Tularemia is treated with a drug called streptomycin, an aminoglycoside antibiotic. The drug is given intramuscularly, twice a day, for one to two weeks. The antibiotic gentamicin is an alternative drug and may be given intravenously. Neither of these drugs is effective against meningitis because they do not penetrate from the bloodstream into the brain. In tularemic meningitis, it may be necessary to put gentamicin directly into the fluid that bathes the brain.
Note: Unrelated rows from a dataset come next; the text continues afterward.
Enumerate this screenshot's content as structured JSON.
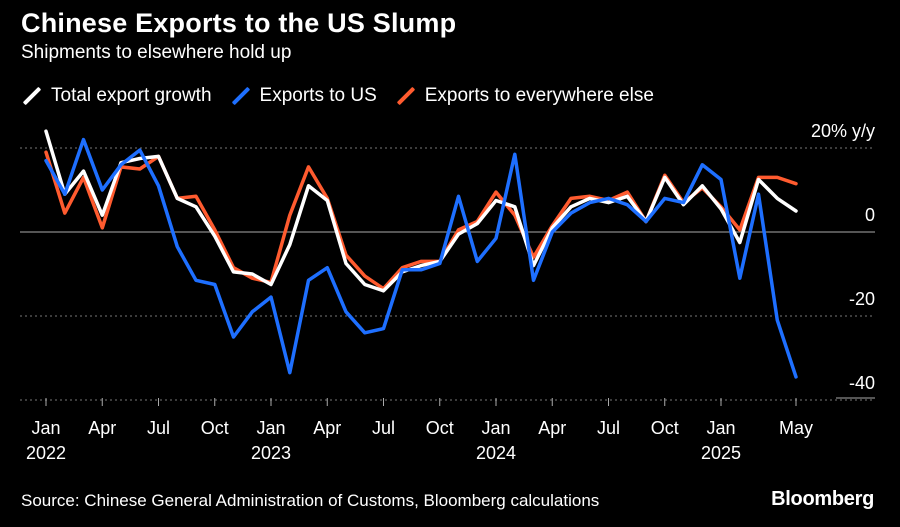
{
  "header": {
    "title": "Chinese Exports to the US Slump",
    "subtitle": "Shipments to elsewhere hold up"
  },
  "footer": {
    "source": "Source: Chinese General Administration of Customs, Bloomberg calculations",
    "brand": "Bloomberg"
  },
  "chart_data": {
    "type": "line",
    "ylim": [
      -42,
      22
    ],
    "y_ticks": [
      20,
      0,
      -20,
      -40
    ],
    "y_tick_labels": [
      "20% y/y",
      "0",
      "-20",
      "-40"
    ],
    "x_ticks": [
      {
        "label": "Jan",
        "year": "2022",
        "index": 0
      },
      {
        "label": "Apr",
        "year": "",
        "index": 3
      },
      {
        "label": "Jul",
        "year": "",
        "index": 6
      },
      {
        "label": "Oct",
        "year": "",
        "index": 9
      },
      {
        "label": "Jan",
        "year": "2023",
        "index": 12
      },
      {
        "label": "Apr",
        "year": "",
        "index": 15
      },
      {
        "label": "Jul",
        "year": "",
        "index": 18
      },
      {
        "label": "Oct",
        "year": "",
        "index": 21
      },
      {
        "label": "Jan",
        "year": "2024",
        "index": 24
      },
      {
        "label": "Apr",
        "year": "",
        "index": 27
      },
      {
        "label": "Jul",
        "year": "",
        "index": 30
      },
      {
        "label": "Oct",
        "year": "",
        "index": 33
      },
      {
        "label": "Jan",
        "year": "2025",
        "index": 36
      },
      {
        "label": "May",
        "year": "",
        "index": 40
      }
    ],
    "grid": true,
    "legend_position": "top-left",
    "series": [
      {
        "name": "Total export growth",
        "color": "#ffffff",
        "values": [
          24,
          9,
          14.5,
          4,
          16.5,
          17.5,
          18,
          8,
          6,
          -1,
          -9.5,
          -10,
          -12.5,
          -3,
          11,
          7.5,
          -7.5,
          -12.5,
          -14,
          -9.5,
          -8,
          -7,
          -0.5,
          2,
          7.5,
          6,
          -8,
          1,
          6,
          8,
          7,
          8.5,
          2.5,
          13,
          6.5,
          11,
          5.5,
          -2.5,
          12.5,
          8,
          5
        ]
      },
      {
        "name": "Exports to US",
        "color": "#1e6fff",
        "values": [
          17,
          9,
          22,
          10,
          16,
          19.5,
          11,
          -3.5,
          -11.5,
          -12.5,
          -25,
          -19,
          -15.5,
          -33.5,
          -11.5,
          -8.5,
          -19,
          -24,
          -23,
          -9,
          -9,
          -7.5,
          8.5,
          -7,
          -1.5,
          18.5,
          -11.5,
          0,
          4.5,
          7,
          8,
          6.5,
          2.5,
          8,
          7,
          16,
          12.5,
          -11,
          9,
          -21,
          -34.5
        ]
      },
      {
        "name": "Exports to everywhere else",
        "color": "#ff5b2f",
        "values": [
          19,
          4.5,
          13,
          1,
          15.5,
          15,
          18,
          8,
          8.5,
          0.5,
          -8.5,
          -11,
          -12,
          4,
          15.5,
          8,
          -5.5,
          -10.5,
          -13.5,
          -8.5,
          -7,
          -7,
          0.5,
          2.5,
          9.5,
          4,
          -6,
          1.5,
          8,
          8.5,
          7.5,
          9.5,
          2.5,
          13.5,
          7,
          10.5,
          6,
          0.5,
          13,
          13,
          11.5
        ]
      }
    ]
  }
}
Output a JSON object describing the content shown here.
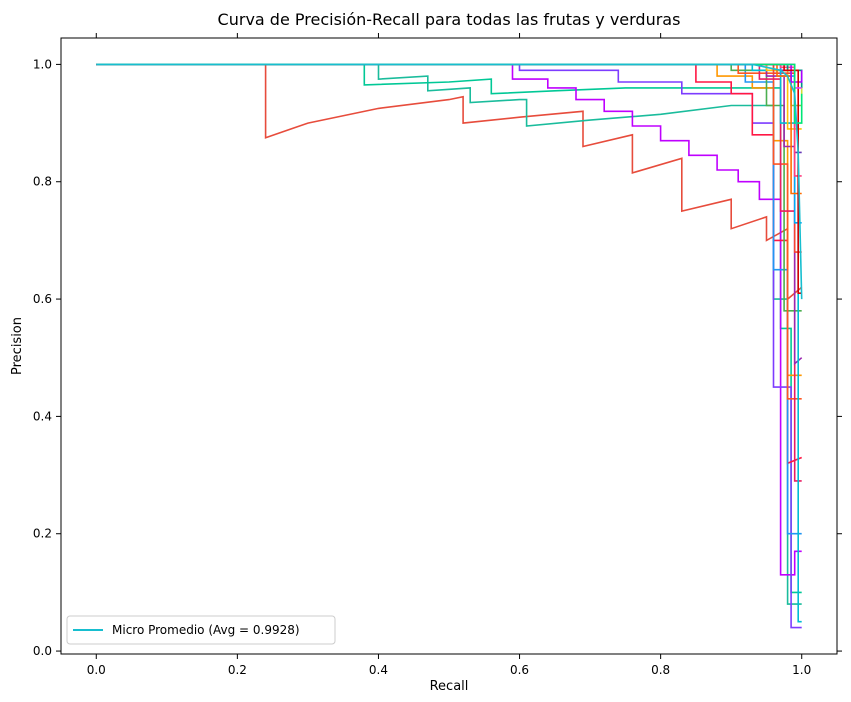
{
  "chart_data": {
    "type": "line",
    "title": "Curva de Precisión-Recall para todas las frutas y verduras",
    "xlabel": "Recall",
    "ylabel": "Precision",
    "xlim": [
      -0.05,
      1.05
    ],
    "ylim": [
      -0.005,
      1.045
    ],
    "x_ticks": [
      "0.0",
      "0.2",
      "0.4",
      "0.6",
      "0.8",
      "1.0"
    ],
    "y_ticks": [
      "0.0",
      "0.2",
      "0.4",
      "0.6",
      "0.8",
      "1.0"
    ],
    "ticks_on_all_sides": true,
    "grid": false,
    "legend": {
      "position": "lower-left",
      "entries": [
        {
          "label": "Micro Promedio (Avg = 0.9928)",
          "color": "#17becf"
        }
      ]
    },
    "series": [
      {
        "color": "#17becf",
        "points": [
          [
            0,
            1
          ],
          [
            0.93,
            1
          ],
          [
            0.95,
            0.995
          ],
          [
            0.97,
            0.99
          ],
          [
            0.98,
            0.98
          ],
          [
            0.99,
            0.95
          ],
          [
            0.995,
            0.85
          ],
          [
            1.0,
            0.6
          ]
        ]
      },
      {
        "color": "#e74c3c",
        "points": [
          [
            0,
            1
          ],
          [
            0.24,
            1
          ],
          [
            0.24,
            0.875
          ],
          [
            0.3,
            0.9
          ],
          [
            0.4,
            0.925
          ],
          [
            0.5,
            0.94
          ],
          [
            0.52,
            0.945
          ],
          [
            0.52,
            0.9
          ],
          [
            0.6,
            0.91
          ],
          [
            0.69,
            0.92
          ],
          [
            0.69,
            0.86
          ],
          [
            0.76,
            0.88
          ],
          [
            0.76,
            0.815
          ],
          [
            0.83,
            0.84
          ],
          [
            0.83,
            0.75
          ],
          [
            0.9,
            0.77
          ],
          [
            0.9,
            0.72
          ],
          [
            0.95,
            0.74
          ],
          [
            0.95,
            0.7
          ],
          [
            0.98,
            0.72
          ],
          [
            0.98,
            0.6
          ],
          [
            1.0,
            0.62
          ]
        ]
      },
      {
        "color": "#1abc9c",
        "points": [
          [
            0,
            1
          ],
          [
            0.4,
            1
          ],
          [
            0.4,
            0.975
          ],
          [
            0.47,
            0.98
          ],
          [
            0.47,
            0.955
          ],
          [
            0.53,
            0.96
          ],
          [
            0.53,
            0.935
          ],
          [
            0.6,
            0.94
          ],
          [
            0.61,
            0.94
          ],
          [
            0.61,
            0.895
          ],
          [
            0.7,
            0.905
          ],
          [
            0.8,
            0.915
          ],
          [
            0.9,
            0.93
          ],
          [
            0.96,
            0.93
          ],
          [
            0.96,
            0.6
          ],
          [
            0.98,
            0.6
          ],
          [
            0.98,
            0.08
          ],
          [
            1.0,
            0.08
          ]
        ]
      },
      {
        "color": "#00c896",
        "points": [
          [
            0,
            1
          ],
          [
            0.38,
            1
          ],
          [
            0.38,
            0.965
          ],
          [
            0.5,
            0.97
          ],
          [
            0.56,
            0.975
          ],
          [
            0.56,
            0.95
          ],
          [
            0.65,
            0.955
          ],
          [
            0.75,
            0.96
          ],
          [
            0.9,
            0.96
          ],
          [
            0.97,
            0.96
          ],
          [
            0.97,
            0.55
          ],
          [
            0.985,
            0.55
          ],
          [
            0.985,
            0.1
          ],
          [
            1.0,
            0.1
          ]
        ]
      },
      {
        "color": "#bf00ff",
        "points": [
          [
            0,
            1
          ],
          [
            0.59,
            1
          ],
          [
            0.59,
            0.975
          ],
          [
            0.64,
            0.975
          ],
          [
            0.64,
            0.96
          ],
          [
            0.68,
            0.96
          ],
          [
            0.68,
            0.94
          ],
          [
            0.72,
            0.94
          ],
          [
            0.72,
            0.92
          ],
          [
            0.76,
            0.92
          ],
          [
            0.76,
            0.895
          ],
          [
            0.8,
            0.895
          ],
          [
            0.8,
            0.87
          ],
          [
            0.84,
            0.87
          ],
          [
            0.84,
            0.845
          ],
          [
            0.88,
            0.845
          ],
          [
            0.88,
            0.82
          ],
          [
            0.91,
            0.82
          ],
          [
            0.91,
            0.8
          ],
          [
            0.94,
            0.8
          ],
          [
            0.94,
            0.77
          ],
          [
            0.97,
            0.77
          ],
          [
            0.97,
            0.13
          ],
          [
            0.99,
            0.13
          ],
          [
            0.99,
            0.17
          ],
          [
            1.0,
            0.17
          ]
        ]
      },
      {
        "color": "#7d3cff",
        "points": [
          [
            0,
            1
          ],
          [
            0.6,
            1
          ],
          [
            0.6,
            0.99
          ],
          [
            0.74,
            0.99
          ],
          [
            0.74,
            0.97
          ],
          [
            0.83,
            0.97
          ],
          [
            0.83,
            0.95
          ],
          [
            0.93,
            0.95
          ],
          [
            0.93,
            0.9
          ],
          [
            0.96,
            0.9
          ],
          [
            0.96,
            0.45
          ],
          [
            0.985,
            0.45
          ],
          [
            0.985,
            0.04
          ],
          [
            1.0,
            0.04
          ]
        ]
      },
      {
        "color": "#ff1744",
        "points": [
          [
            0,
            1
          ],
          [
            0.85,
            1
          ],
          [
            0.85,
            0.97
          ],
          [
            0.9,
            0.97
          ],
          [
            0.9,
            0.95
          ],
          [
            0.93,
            0.95
          ],
          [
            0.93,
            0.88
          ],
          [
            0.96,
            0.88
          ],
          [
            0.96,
            0.7
          ],
          [
            0.98,
            0.7
          ],
          [
            0.98,
            0.32
          ],
          [
            1.0,
            0.33
          ]
        ]
      },
      {
        "color": "#ff9800",
        "points": [
          [
            0,
            1
          ],
          [
            0.88,
            1
          ],
          [
            0.88,
            0.98
          ],
          [
            0.93,
            0.98
          ],
          [
            0.93,
            0.96
          ],
          [
            0.96,
            0.96
          ],
          [
            0.96,
            0.87
          ],
          [
            0.98,
            0.87
          ],
          [
            0.98,
            0.47
          ],
          [
            1.0,
            0.47
          ]
        ]
      },
      {
        "color": "#2196f3",
        "points": [
          [
            0,
            1
          ],
          [
            0.92,
            1
          ],
          [
            0.92,
            0.97
          ],
          [
            0.96,
            0.97
          ],
          [
            0.96,
            0.65
          ],
          [
            0.98,
            0.65
          ],
          [
            0.98,
            0.2
          ],
          [
            1.0,
            0.2
          ]
        ]
      },
      {
        "color": "#4caf50",
        "points": [
          [
            0,
            1
          ],
          [
            0.9,
            1
          ],
          [
            0.9,
            0.99
          ],
          [
            0.95,
            0.99
          ],
          [
            0.95,
            0.93
          ],
          [
            0.975,
            0.93
          ],
          [
            0.975,
            0.58
          ],
          [
            1.0,
            0.58
          ]
        ]
      },
      {
        "color": "#ff5722",
        "points": [
          [
            0,
            1
          ],
          [
            0.91,
            1
          ],
          [
            0.91,
            0.985
          ],
          [
            0.96,
            0.985
          ],
          [
            0.96,
            0.83
          ],
          [
            0.98,
            0.83
          ],
          [
            0.98,
            0.43
          ],
          [
            1.0,
            0.43
          ]
        ]
      },
      {
        "color": "#e91e63",
        "points": [
          [
            0,
            1
          ],
          [
            0.94,
            1
          ],
          [
            0.94,
            0.975
          ],
          [
            0.97,
            0.975
          ],
          [
            0.97,
            0.75
          ],
          [
            0.99,
            0.75
          ],
          [
            0.99,
            0.29
          ],
          [
            1.0,
            0.29
          ]
        ]
      },
      {
        "color": "#9c27b0",
        "points": [
          [
            0,
            1
          ],
          [
            0.95,
            1
          ],
          [
            0.95,
            0.98
          ],
          [
            0.975,
            0.98
          ],
          [
            0.975,
            0.86
          ],
          [
            0.99,
            0.86
          ],
          [
            0.99,
            0.49
          ],
          [
            1.0,
            0.5
          ]
        ]
      },
      {
        "color": "#00bcd4",
        "points": [
          [
            0,
            1
          ],
          [
            0.93,
            1
          ],
          [
            0.93,
            0.99
          ],
          [
            0.97,
            0.99
          ],
          [
            0.97,
            0.9
          ],
          [
            0.995,
            0.9
          ],
          [
            0.995,
            0.05
          ],
          [
            1.0,
            0.05
          ]
        ]
      },
      {
        "color": "#8bc34a",
        "points": [
          [
            0,
            1
          ],
          [
            0.96,
            1
          ],
          [
            0.96,
            0.99
          ],
          [
            0.985,
            0.99
          ],
          [
            0.985,
            0.93
          ],
          [
            1.0,
            0.93
          ]
        ]
      },
      {
        "color": "#ffc107",
        "points": [
          [
            0,
            1
          ],
          [
            0.95,
            1
          ],
          [
            0.95,
            0.99
          ],
          [
            0.98,
            0.99
          ],
          [
            0.98,
            0.89
          ],
          [
            1.0,
            0.89
          ]
        ]
      },
      {
        "color": "#673ab7",
        "points": [
          [
            0,
            1
          ],
          [
            0.97,
            1
          ],
          [
            0.97,
            0.99
          ],
          [
            0.99,
            0.99
          ],
          [
            0.99,
            0.85
          ],
          [
            1.0,
            0.85
          ]
        ]
      },
      {
        "color": "#f44336",
        "points": [
          [
            0,
            1
          ],
          [
            0.96,
            1
          ],
          [
            0.96,
            0.985
          ],
          [
            0.99,
            0.985
          ],
          [
            0.99,
            0.68
          ],
          [
            1.0,
            0.68
          ]
        ]
      },
      {
        "color": "#03a9f4",
        "points": [
          [
            0,
            1
          ],
          [
            0.97,
            1
          ],
          [
            0.97,
            0.98
          ],
          [
            0.99,
            0.98
          ],
          [
            0.99,
            0.73
          ],
          [
            1.0,
            0.73
          ]
        ]
      },
      {
        "color": "#cddc39",
        "points": [
          [
            0,
            1
          ],
          [
            0.98,
            1
          ],
          [
            0.98,
            0.99
          ],
          [
            1.0,
            0.99
          ],
          [
            1.0,
            0.94
          ]
        ]
      },
      {
        "color": "#ff4081",
        "points": [
          [
            0,
            1
          ],
          [
            0.97,
            1
          ],
          [
            0.97,
            0.995
          ],
          [
            0.99,
            0.995
          ],
          [
            0.99,
            0.81
          ],
          [
            1.0,
            0.81
          ]
        ]
      },
      {
        "color": "#009688",
        "points": [
          [
            0,
            1
          ],
          [
            0.98,
            1
          ],
          [
            0.98,
            0.99
          ],
          [
            1.0,
            0.99
          ],
          [
            1.0,
            0.96
          ]
        ]
      },
      {
        "color": "#ff6d00",
        "points": [
          [
            0,
            1
          ],
          [
            0.965,
            1
          ],
          [
            0.965,
            0.98
          ],
          [
            0.985,
            0.98
          ],
          [
            0.985,
            0.78
          ],
          [
            1.0,
            0.78
          ]
        ]
      },
      {
        "color": "#aa00ff",
        "points": [
          [
            0,
            1
          ],
          [
            0.985,
            1
          ],
          [
            0.985,
            0.97
          ],
          [
            1.0,
            0.97
          ],
          [
            1.0,
            0.99
          ]
        ]
      },
      {
        "color": "#d50000",
        "points": [
          [
            0,
            1
          ],
          [
            0.975,
            1
          ],
          [
            0.975,
            0.99
          ],
          [
            0.995,
            0.99
          ],
          [
            0.995,
            0.61
          ],
          [
            1.0,
            0.61
          ]
        ]
      },
      {
        "color": "#e040fb",
        "points": [
          [
            0,
            1
          ],
          [
            0.99,
            1
          ],
          [
            0.99,
            0.96
          ],
          [
            1.0,
            0.96
          ]
        ]
      },
      {
        "color": "#00e676",
        "points": [
          [
            0,
            1
          ],
          [
            0.99,
            1
          ],
          [
            0.99,
            0.9
          ],
          [
            1.0,
            0.9
          ],
          [
            1.0,
            0.95
          ]
        ]
      }
    ]
  }
}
The oral medications doxycycline (Vibramycin) or tetracycline (Sumycin) may work but are less effective than streptomycin. The disease may relapse after treatment with these pills. Other drugs, such as ciprofloxacin (Cipro), are effective in the test tube but have not been widely used in patients. However, one outbreak in Spain with 142 patients showed good clinical outcomes with ciprofloxacin; fluoroquinolone antibiotics may be useful in treating tularemia if additional studies show clinical effectiveness.
Is there a vaccine for tularemia?
There is no vaccine for tularemia currently licensed in the U.S. An older vaccine made from a weakened strain of F. tularensis had many other problems and was withdrawn. There is great interest in developing a new vaccine, not only to protect those at high risk for disease (lab workers or researchers who routinely handle the bacteria), but also for counterterrorism to reduce the threat of biological warfare. The National Institutes of Health is funding several research projects to develop an effective vaccine against F. tularensis.
If a person is exposed to tularemia in a high-risk situation, such as in a laboratory accident, a two-week course of doxycycline or ciprofloxacin pills is recommended. Exposures from tick bites or other low-risk settings do not require preventive antibiotics.
To prevent and/or reduce the risk of tularemia, hunters should not handle wild animals with their bare hands. If a pet brings a killed rodent inside, the rodent should not be touched by the person who disposes of it. Tick bites can be avoided by wearing long pants and sleeves. Hikers should check themselves for ticks every day. If a tick is found on the body, it should not be removed with bare hands. Insect bites may be minimized by using insect repellents.
What is the prognosis for tularemia?
The prognosis for tularemia may range from good to poor, depending upon the type of tularemia and how quickly it is properly treated. Untreated tularemia is fatal in up to 60% of cases and is often due to organ failure. With treatment, deaths are rare and the mortality rate is less than 5%. However, many patients have fatigue that continues for months after the infection resolves. Less common complications of tularemia include meningitis, bone infection, or infection of the heart.
Tularemia and bioterrorism
F. tularensis can be freeze-dried and made into a powder which can be aerosolized. This makes it a potential source of bioterrorism similar to anthrax, botulism, or brucellosis because it could be delivered to large numbers of people. Once inhaled, it is estimated that more than 80% of people would become infected and 6% would die. Inhalation of only about 10-50 bacteria can cause disease. If the number of people exposed was large enough, infected people would overwhelm the health care system and infected soldiers would be unable to fight. Tularemia is difficult to diagnosis, and few people are immune to the disease.